Gnaeus sat silent, looking at me as though I was some dung served up steaming on a platter. He sucked his teeth and put his free hand on his hip.

‘You see his lack of deference?’ he said. ‘These colonists have no respect for their betters.’ He shifted in his saddle, and his eyes became little pebbles in his face. ‘Tell me,
dvergar
, is it true your kind rut in the mud?’

It was an old joke, and a poor one.
Dvergar
have always been close to the earth, children of the mountain, children of the stone. We work metal, we dig mines. And great brutes like this Gnaeus love our ore while ridiculing us for getting it.

In a lightly accented musical voice, Isabelle said, ‘Is that necessary, Gnaeus? Does he deserve such scorn?’

‘He deserves whatever I see fit to give, Isabelle. I am Ruman.’

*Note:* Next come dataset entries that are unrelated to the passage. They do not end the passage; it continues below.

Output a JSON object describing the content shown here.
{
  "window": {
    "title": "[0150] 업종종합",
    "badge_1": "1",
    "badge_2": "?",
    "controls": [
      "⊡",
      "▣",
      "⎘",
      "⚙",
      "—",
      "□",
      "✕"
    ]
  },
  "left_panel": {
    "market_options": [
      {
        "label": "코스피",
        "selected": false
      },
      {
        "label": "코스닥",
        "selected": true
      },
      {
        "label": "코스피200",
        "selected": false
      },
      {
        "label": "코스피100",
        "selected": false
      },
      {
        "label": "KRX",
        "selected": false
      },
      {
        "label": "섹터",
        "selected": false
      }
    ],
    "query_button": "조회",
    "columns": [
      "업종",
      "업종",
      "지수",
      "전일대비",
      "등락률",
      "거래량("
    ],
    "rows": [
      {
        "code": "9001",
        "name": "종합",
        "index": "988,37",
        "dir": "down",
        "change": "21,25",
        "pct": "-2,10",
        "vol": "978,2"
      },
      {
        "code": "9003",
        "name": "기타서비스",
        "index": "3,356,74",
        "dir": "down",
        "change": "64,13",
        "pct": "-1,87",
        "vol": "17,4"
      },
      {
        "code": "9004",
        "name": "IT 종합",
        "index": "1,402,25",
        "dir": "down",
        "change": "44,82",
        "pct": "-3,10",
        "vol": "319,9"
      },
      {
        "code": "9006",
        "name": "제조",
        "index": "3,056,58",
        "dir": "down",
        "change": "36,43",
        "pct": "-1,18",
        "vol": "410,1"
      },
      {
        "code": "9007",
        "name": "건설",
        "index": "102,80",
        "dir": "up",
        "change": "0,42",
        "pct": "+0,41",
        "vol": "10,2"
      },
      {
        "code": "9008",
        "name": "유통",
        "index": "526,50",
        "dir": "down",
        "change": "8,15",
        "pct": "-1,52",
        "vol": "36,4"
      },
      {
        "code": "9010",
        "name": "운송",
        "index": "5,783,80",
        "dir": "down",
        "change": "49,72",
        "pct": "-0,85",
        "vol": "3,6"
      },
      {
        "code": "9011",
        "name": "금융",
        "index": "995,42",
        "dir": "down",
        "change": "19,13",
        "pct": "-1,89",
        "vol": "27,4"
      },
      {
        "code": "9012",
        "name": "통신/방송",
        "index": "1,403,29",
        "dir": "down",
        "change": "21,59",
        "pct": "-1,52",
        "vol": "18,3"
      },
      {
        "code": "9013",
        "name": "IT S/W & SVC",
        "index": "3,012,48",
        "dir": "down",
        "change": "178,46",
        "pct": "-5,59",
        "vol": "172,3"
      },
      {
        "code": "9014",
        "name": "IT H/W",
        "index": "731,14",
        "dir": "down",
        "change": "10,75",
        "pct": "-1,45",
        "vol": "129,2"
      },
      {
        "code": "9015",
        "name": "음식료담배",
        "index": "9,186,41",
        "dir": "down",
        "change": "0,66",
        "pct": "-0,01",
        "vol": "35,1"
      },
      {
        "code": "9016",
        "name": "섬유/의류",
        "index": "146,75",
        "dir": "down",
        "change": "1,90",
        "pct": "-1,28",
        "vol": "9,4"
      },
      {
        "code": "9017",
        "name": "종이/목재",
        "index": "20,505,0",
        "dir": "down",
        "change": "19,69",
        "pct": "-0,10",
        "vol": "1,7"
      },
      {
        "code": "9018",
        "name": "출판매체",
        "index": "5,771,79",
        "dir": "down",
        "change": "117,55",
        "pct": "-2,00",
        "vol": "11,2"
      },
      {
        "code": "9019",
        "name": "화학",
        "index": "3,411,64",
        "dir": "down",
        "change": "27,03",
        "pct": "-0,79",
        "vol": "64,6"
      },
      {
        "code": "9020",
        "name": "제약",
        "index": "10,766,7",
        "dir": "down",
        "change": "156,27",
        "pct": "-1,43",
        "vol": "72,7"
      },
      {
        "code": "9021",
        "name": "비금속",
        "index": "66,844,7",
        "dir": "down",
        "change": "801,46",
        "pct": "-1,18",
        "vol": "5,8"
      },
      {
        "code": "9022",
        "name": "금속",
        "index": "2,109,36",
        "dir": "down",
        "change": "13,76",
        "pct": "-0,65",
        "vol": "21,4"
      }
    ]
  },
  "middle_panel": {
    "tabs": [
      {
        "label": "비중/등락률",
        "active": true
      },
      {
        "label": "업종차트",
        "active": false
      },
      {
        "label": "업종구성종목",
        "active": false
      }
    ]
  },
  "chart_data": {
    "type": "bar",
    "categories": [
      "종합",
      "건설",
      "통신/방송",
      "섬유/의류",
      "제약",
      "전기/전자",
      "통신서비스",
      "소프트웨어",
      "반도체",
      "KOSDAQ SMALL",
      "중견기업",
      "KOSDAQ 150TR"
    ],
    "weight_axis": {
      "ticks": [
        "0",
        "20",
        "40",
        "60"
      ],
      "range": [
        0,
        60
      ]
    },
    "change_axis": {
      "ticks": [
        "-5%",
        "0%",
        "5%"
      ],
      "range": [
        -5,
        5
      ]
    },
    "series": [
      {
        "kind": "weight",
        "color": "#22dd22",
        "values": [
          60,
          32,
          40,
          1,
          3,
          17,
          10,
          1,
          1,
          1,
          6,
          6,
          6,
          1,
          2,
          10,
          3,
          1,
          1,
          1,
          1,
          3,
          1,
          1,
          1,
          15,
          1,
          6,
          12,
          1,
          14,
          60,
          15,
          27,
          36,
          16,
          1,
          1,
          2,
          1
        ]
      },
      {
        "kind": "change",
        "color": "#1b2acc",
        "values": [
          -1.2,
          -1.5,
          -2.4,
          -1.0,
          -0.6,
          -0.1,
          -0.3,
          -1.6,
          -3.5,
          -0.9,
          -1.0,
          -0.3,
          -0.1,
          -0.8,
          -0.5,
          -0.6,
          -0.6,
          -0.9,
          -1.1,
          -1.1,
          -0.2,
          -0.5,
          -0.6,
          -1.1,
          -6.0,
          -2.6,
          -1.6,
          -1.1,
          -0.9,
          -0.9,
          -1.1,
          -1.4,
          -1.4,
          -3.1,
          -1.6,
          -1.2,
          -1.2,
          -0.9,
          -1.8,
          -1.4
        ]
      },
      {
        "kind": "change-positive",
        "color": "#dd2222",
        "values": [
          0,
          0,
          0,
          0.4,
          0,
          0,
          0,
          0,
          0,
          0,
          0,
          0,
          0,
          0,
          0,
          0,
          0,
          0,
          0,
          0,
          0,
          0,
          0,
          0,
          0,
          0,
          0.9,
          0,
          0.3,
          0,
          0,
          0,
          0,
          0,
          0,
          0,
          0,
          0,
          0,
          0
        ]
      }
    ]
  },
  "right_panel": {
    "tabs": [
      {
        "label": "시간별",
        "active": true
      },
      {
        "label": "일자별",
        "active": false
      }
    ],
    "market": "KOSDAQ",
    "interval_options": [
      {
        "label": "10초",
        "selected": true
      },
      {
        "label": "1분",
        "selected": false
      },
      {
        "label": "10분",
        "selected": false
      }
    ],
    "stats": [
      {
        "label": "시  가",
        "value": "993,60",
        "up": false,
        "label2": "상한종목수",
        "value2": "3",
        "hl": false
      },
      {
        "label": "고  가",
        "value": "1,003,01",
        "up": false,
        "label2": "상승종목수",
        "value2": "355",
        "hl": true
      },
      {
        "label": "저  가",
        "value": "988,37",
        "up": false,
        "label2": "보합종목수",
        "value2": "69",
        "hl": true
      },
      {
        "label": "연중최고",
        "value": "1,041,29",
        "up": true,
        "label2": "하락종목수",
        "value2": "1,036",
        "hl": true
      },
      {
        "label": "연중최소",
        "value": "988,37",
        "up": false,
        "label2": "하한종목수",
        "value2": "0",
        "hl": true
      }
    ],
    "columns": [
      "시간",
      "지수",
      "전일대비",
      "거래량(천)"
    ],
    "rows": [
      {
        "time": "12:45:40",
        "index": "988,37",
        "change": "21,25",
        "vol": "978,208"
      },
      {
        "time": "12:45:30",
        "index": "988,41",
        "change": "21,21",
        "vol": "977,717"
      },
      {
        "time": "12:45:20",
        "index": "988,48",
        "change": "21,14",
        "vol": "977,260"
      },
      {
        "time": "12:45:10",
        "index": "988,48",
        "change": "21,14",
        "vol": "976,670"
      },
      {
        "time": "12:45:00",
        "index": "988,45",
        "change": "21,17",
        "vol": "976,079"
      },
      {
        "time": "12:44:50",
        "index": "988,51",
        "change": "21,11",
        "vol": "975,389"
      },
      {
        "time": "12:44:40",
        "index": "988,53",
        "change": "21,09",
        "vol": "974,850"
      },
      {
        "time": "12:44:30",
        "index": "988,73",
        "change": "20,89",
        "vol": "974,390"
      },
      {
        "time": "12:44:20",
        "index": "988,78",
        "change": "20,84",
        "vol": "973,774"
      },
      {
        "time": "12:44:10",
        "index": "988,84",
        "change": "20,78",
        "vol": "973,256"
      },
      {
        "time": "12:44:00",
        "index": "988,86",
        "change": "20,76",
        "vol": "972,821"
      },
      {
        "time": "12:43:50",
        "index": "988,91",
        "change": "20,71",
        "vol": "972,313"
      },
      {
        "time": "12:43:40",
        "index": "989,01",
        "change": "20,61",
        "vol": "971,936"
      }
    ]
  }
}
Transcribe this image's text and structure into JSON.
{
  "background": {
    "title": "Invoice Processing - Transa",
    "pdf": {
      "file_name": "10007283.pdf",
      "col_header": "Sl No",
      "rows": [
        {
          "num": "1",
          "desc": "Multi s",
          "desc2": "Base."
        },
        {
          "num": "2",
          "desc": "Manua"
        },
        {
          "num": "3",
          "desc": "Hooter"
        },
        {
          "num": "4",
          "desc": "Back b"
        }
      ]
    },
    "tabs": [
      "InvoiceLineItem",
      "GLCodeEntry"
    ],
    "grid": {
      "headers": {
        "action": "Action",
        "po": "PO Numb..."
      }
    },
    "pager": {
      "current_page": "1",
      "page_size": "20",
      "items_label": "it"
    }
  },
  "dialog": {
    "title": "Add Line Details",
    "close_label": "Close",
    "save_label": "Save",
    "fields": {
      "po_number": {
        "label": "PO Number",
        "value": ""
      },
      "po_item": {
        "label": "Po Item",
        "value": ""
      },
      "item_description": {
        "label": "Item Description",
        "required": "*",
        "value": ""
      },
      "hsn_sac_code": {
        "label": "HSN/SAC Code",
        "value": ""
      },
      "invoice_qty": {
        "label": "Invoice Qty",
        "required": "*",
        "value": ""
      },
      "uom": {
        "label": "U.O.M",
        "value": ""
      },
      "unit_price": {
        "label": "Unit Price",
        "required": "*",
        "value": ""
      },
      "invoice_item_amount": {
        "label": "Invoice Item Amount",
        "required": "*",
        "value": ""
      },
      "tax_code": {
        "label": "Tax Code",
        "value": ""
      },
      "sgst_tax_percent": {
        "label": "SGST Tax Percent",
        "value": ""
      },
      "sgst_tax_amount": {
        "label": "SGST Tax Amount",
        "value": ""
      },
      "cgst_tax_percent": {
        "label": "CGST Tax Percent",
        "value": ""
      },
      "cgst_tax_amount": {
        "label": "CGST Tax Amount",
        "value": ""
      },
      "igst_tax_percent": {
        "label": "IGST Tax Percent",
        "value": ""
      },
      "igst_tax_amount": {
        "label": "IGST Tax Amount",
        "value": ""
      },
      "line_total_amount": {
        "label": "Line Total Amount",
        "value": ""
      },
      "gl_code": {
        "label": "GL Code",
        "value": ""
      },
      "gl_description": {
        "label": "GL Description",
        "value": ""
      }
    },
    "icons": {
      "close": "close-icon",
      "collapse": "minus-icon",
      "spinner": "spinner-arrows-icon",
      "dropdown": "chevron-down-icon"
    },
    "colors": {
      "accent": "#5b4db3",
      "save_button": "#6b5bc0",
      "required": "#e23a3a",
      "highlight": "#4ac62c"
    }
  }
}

She lowered her head so that her face was hidden and said, ‘Pardon this observation, but, if your issue is his manners, it seems he has more than a Ruman, if your treatment of him is any indication of the general demeanour of Rumans.’

Blood rushed to the highborn lad’s face, and veins stood out in his neck. ‘Are you intimating that we have not treated you well, Isabelle?’

Carnelia erupted into peals of laughter. Forced laughter, intended to goad.